What causes the issues with the RTHNGVB is that the program is designed as if the programmers looked at the OSI model, laughed and said "That’ll never catch on." Non-standard ports are used for communication, administrator rights are required simply to double-click the icon, registry work is conducted to look like the outcome of Cousin Eddie’s dog after rooting through the trash, the application only runs in Internet Explorer 9 with Java version 6, and security isn’t even an afterthought – it’s a no-thought. Besides those amazing features, it tracks some finance, public eorks, police, etc., data really well and puts our logo in the upper-right corner.

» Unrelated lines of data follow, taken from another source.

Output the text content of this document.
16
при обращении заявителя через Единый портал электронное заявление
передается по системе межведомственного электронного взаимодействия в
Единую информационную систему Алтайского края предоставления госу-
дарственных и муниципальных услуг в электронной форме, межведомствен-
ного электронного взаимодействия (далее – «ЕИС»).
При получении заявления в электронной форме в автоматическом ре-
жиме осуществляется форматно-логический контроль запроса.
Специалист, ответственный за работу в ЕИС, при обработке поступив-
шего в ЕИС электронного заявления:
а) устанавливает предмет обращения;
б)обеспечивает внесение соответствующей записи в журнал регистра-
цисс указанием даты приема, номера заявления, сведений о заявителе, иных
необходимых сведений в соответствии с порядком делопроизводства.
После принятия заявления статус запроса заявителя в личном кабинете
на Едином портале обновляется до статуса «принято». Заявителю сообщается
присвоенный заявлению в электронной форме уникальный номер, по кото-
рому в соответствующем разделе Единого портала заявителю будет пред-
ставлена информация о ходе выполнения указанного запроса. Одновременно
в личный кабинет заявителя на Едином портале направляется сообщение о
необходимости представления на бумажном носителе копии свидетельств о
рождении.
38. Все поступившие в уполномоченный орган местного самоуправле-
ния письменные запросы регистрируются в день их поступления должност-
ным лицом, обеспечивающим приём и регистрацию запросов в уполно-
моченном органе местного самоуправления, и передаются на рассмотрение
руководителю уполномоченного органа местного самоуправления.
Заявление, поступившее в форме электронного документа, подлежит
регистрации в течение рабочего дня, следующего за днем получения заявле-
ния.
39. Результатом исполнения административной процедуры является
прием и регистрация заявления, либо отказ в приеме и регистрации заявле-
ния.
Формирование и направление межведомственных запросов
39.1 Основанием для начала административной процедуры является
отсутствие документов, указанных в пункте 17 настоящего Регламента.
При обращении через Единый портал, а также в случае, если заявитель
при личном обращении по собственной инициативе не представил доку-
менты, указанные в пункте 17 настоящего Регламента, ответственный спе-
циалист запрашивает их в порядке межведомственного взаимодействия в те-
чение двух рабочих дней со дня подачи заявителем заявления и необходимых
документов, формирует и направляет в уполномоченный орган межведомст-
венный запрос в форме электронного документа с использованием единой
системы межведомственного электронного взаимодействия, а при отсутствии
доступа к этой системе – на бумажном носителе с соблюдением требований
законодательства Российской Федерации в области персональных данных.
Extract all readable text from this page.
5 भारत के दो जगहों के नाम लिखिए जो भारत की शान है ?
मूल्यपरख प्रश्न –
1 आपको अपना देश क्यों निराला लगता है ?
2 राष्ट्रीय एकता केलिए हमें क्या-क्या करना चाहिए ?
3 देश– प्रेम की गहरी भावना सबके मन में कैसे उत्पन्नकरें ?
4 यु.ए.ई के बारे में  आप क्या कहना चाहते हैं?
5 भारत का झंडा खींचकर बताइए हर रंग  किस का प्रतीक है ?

So let’s say we have firewalled off our datacenter, tuned the Intrusion Protection System, and we are ready to be a hacker’s worst nightmare. This application needs a place to centrally store the file system/database so multiple clients can reach it. Information Technology calls the RTHNGVB Enterprise software support line simply to ask what ports are needed to communicate (after checking ReadMe’s and other potential help docs). After asking the seemingly innocuous question, the silence is deafening. IT offers to help find the solution, and together, IT and RTHNGVB spend hours reaching into the depths of the documentation of the various components of the program to determine what is being used (this assumes that there is documentation on anything for the program ... been in that situation too). During this process, you also find out that not only is the data sent to the server not secure, but you also must open about 15 ports. Oh, and all 50 PCs and tablets across the division need access, you need to account for that. Also, the communication on those ports is so noisy that the IPS starts blocking traffic until you adjust the rule. Of course, it took a few iterations of systematically pulling your hair out thinking it is a port restriction problem or an application problem because the firewall just keeps dropping the packets until you finally figure out the cause is a chatty, non-standard use of a protocol.
The point is, until public sector software development matures to the point of having standards in place before a product is released, and public sector IT has standardized requirements for software (and, most importantly, sticks to them), walling off our datacenter will continue to be out of reach. We will continue to fight RTHNGVB applications and need the flexibility (and accompanying risk) of a private network. We will continue to be subject to the threat of insider attacks.